O dia que mudou a história: o início da Primeira Guerra Mundial
Na manhã de 28 de junho de 1914, o arquiduque Franz Ferdinand, herdeiro do trono do Império Austro-Húngaro, e sua esposa, Sophie, foram assassinados em Sarajevo, na Bósnia. Veja os detalhes do dia que mudou a história e deu início à Primeira Guerra Mundial

Na manhã de 28 de junho de 1914, o arquiduque Franz Ferdinand, herdeiro do trono do Império Austro-Húngaro, e sua esposa, Sophie, foram assassinados em Sarajevo, na Bósnia. O ataque, cometido pelo jovem nacionalista Gavrilo Princip, rapidamente ganhou dimensão internacional. Afinal, o crime não foi apenas um ato violento isolado: tornou-se o estopim de uma sequência de decisões políticas e militares que levaram ao início da Primeira Guerra Mundial.
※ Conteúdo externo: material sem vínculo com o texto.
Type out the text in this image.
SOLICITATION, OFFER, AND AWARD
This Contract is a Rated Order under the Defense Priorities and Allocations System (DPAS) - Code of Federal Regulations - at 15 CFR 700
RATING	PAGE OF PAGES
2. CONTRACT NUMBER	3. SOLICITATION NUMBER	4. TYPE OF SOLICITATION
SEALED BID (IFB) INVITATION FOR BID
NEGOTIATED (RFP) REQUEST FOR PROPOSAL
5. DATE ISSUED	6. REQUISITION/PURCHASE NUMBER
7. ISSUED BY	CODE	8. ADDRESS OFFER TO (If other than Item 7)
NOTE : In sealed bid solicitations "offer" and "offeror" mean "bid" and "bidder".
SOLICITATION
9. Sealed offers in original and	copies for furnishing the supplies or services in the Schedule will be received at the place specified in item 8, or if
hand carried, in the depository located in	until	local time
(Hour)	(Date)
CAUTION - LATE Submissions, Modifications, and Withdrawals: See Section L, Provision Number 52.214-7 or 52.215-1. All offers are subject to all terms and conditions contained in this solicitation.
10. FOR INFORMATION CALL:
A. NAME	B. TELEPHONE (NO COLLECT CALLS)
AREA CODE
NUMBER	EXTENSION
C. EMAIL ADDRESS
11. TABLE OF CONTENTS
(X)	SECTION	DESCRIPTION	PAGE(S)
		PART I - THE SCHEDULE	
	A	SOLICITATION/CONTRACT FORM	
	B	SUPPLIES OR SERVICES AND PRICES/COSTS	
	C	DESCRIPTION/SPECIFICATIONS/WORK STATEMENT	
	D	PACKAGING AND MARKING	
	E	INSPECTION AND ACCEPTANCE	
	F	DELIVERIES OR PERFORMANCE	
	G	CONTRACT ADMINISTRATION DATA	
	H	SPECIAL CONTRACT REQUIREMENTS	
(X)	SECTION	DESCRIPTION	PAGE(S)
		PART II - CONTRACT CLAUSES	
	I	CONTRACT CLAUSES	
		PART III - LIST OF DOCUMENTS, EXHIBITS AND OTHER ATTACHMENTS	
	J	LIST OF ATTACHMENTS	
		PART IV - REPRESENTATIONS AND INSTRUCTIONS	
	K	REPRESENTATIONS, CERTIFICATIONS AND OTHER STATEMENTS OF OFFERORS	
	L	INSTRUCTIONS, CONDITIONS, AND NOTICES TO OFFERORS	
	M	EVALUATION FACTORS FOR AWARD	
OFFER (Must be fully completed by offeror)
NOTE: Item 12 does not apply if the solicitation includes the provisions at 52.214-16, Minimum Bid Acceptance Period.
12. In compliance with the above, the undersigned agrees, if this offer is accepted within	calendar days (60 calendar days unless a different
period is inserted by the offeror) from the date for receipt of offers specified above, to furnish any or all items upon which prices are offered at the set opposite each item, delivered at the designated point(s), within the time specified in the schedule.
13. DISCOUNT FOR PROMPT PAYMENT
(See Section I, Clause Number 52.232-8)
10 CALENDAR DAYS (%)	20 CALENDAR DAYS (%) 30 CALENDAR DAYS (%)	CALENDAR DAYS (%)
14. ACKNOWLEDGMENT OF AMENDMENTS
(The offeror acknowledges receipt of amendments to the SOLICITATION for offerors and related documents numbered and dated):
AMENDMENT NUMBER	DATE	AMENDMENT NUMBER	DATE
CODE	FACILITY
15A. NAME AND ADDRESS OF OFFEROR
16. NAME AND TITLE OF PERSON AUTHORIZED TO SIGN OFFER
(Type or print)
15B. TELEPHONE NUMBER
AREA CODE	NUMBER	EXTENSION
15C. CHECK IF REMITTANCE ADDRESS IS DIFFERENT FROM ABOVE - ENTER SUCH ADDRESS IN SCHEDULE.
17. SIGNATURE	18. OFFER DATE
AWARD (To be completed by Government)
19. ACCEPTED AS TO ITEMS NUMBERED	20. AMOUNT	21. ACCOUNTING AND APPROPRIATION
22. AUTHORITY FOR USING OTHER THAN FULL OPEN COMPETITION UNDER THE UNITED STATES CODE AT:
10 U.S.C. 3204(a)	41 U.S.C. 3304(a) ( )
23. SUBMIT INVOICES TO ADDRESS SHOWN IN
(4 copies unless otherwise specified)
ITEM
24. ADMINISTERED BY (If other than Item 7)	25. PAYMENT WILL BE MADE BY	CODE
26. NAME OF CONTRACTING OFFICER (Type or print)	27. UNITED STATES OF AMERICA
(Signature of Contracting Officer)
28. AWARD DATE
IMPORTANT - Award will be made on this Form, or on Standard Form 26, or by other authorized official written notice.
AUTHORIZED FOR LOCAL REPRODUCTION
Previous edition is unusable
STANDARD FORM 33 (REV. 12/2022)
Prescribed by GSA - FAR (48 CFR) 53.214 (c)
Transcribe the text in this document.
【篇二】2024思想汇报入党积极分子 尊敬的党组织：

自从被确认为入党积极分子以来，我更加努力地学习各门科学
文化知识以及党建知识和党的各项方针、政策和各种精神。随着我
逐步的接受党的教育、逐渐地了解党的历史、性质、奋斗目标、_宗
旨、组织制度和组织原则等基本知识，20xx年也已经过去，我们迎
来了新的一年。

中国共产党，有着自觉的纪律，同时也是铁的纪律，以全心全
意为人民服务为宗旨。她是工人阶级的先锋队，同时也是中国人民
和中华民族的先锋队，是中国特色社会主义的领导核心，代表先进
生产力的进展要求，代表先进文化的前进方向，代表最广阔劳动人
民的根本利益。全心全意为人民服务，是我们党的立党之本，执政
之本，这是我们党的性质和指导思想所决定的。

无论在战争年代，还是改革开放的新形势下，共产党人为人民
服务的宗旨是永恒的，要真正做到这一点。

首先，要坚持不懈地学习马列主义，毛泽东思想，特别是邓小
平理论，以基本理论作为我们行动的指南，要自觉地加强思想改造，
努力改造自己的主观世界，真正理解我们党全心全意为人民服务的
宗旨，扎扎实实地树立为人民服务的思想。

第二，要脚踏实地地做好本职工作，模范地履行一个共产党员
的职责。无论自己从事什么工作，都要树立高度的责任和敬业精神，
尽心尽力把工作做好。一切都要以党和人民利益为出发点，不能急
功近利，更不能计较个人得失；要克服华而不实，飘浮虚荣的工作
Para compreender por que esse atentado teve consequências tão amplas, é necessário observar o cenário europeu do começo do século 20. As grandes potências, como Alemanha, França, Reino Unido, Rússia e o próprio Império Austro-Húngaro, viviam um momento de rivalidade crescente. Assim, disputas territoriais, corrida armamentista e alianças defensivas e ofensivas criavam um ambiente de tensão constante, em que qualquer crise local poderia se transformar em conflito geral.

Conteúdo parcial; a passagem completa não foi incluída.